During the 2021 election campaign, Lindner made regulating and attracting crypto investment a big part of the FDP platform and coalition negotiations.

“I think the German government understands how to make money better than a lot of other countries,” says the man behind crypto Youtuber The Modern Investor, a channel with over 225,000 subscribers.

“A lot of people in the crypto space are very internationally mobile,” he tells The Local. “If they choose to live in Germany for the favourable investing conditions, they’re going to be spending money in German supermarkets and buying German services. The money the government misses out on in taxes tends to go right back in the system.”

“If cryptocurrencies continue to take off globally, Germany will eventually be seen as a genius for figuring out how to attract this money and keep it within its borders,” he adds.

Germany’s crypto niche to go mainstream?

Cryptocurrency is still a niche investment in Germany. While only 17 percent of Germans own stocks, only about 2.6 percent own cryptocurrency.

German crypto investors typically skew younger, with a third of all German crypto investors being 34-years-old or younger. The more a person makes, the more likely they are to hold crypto as well, with two-thirds of all German crypto investors earning €800,000 a year or more.

That narrow niche is still big within the crypto community itself though. Around nine percent of the world’s Bitcoin nodes – the computers that run the secure list of transactions using that currency on a digital ledger known as the blockchain – are in Germany, and 14 percent of Ethereum nodes, another major cryptocurrency.
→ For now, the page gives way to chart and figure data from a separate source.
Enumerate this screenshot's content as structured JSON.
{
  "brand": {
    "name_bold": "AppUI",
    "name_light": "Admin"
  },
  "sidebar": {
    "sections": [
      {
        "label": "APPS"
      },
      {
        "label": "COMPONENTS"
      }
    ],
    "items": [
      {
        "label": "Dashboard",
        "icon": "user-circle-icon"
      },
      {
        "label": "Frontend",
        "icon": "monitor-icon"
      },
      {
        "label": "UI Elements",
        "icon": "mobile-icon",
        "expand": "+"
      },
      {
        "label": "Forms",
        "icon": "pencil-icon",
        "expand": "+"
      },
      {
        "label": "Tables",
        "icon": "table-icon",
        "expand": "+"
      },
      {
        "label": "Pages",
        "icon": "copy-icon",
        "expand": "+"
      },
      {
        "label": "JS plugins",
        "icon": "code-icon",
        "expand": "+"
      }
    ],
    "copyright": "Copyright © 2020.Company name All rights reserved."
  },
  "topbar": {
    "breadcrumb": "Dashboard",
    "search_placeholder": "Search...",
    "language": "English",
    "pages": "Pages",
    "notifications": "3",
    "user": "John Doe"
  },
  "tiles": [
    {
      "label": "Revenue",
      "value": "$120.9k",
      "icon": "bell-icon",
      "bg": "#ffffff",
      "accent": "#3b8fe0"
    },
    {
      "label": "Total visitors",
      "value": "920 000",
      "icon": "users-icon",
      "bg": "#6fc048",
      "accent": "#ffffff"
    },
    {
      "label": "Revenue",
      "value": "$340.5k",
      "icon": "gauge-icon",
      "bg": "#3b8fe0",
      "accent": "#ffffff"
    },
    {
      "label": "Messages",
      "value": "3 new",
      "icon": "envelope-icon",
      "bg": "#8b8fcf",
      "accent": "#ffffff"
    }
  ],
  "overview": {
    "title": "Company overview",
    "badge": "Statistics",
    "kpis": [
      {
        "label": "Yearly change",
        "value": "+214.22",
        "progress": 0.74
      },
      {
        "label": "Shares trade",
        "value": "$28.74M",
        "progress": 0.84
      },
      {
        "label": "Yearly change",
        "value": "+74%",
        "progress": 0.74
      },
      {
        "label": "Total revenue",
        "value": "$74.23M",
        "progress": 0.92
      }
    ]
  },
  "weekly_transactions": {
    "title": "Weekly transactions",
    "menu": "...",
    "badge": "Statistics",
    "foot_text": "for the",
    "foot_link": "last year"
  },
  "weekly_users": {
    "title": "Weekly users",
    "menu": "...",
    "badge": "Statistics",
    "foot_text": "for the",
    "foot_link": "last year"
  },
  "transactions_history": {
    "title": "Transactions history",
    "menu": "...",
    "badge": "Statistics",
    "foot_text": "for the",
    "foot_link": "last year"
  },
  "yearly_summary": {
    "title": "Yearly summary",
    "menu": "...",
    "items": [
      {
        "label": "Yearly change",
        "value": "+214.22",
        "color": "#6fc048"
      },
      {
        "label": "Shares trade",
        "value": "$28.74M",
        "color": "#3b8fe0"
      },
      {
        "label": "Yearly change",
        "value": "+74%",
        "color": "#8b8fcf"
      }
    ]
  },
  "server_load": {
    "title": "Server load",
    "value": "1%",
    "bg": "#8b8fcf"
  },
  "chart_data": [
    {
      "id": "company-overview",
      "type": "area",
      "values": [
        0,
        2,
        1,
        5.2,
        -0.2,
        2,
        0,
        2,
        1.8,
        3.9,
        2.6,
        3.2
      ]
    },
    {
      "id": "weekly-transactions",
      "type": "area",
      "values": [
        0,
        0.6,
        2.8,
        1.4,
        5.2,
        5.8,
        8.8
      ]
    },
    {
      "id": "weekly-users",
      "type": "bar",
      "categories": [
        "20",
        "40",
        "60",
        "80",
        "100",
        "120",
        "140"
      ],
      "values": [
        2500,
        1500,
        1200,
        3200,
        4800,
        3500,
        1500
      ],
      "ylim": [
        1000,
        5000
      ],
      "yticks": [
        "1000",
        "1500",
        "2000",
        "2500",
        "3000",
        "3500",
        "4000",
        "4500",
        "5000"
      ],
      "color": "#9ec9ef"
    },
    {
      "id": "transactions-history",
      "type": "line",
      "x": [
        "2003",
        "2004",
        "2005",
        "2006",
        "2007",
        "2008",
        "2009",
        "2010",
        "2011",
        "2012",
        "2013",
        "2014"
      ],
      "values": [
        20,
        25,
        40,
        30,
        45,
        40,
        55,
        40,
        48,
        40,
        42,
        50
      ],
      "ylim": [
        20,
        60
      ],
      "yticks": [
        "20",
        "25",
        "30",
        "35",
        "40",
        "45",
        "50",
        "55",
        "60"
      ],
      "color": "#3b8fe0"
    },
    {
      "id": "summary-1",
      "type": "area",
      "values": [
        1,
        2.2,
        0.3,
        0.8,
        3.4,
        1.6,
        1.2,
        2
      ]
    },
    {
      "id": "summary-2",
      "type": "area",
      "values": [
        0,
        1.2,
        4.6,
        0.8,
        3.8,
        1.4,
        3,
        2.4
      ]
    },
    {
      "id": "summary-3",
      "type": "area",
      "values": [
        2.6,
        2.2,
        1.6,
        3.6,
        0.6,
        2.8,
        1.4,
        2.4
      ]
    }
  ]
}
That’s second only to the US.


A tablet screen displays the value of various cryptocurrencies in the Coinbase app. Photo: picture alliance/dpa | Fabian Sommer

Yet, while German ownership is still small, the community is visible enough to make others curious. That goes for even the traditionally risk-averse savings banks, or Sparkassen – where many Germans park their savings. The Savings Bank Association says around 10 percent of its regular customers already hold cryptocurrency, leading them to start offering customers the chance to invest in a crypto wallet directly from their checking accounts.

Many of the online brokerages popular with Germany-based investors, such as Trade Republic, Scalable, and DKB, also offer cryptocurrency wallets alongside their options to buy more traditional products like stocks and ETFs. Using their smartphone apps, crypto can typically be bought and sold with a few short clicks.

READ ALSO: How to protect your savings against inflation in Germany

The Modern Investor says that’s part of a culture that’s increasingly viewing crypto as just another normal part of the investing landscape. While crypto suspicion is still high globally, Germany has simply chosen to accept that crypto is here to stay, and has decided to benefit from it. 

“Germany has been one of the very few countries that have actually put forth cryptocurrency regulations. So a lot of internationally mobile investors have run to Germany as a bit of safe option,” the Youtuber says.

“Many countries don’t have any regulations at all. That makes things even less predictable. What happens to a crypto investor in the US or China if either of those countries simply ban it tomorrow? With Germany, people know that’s simply not going to happen now.”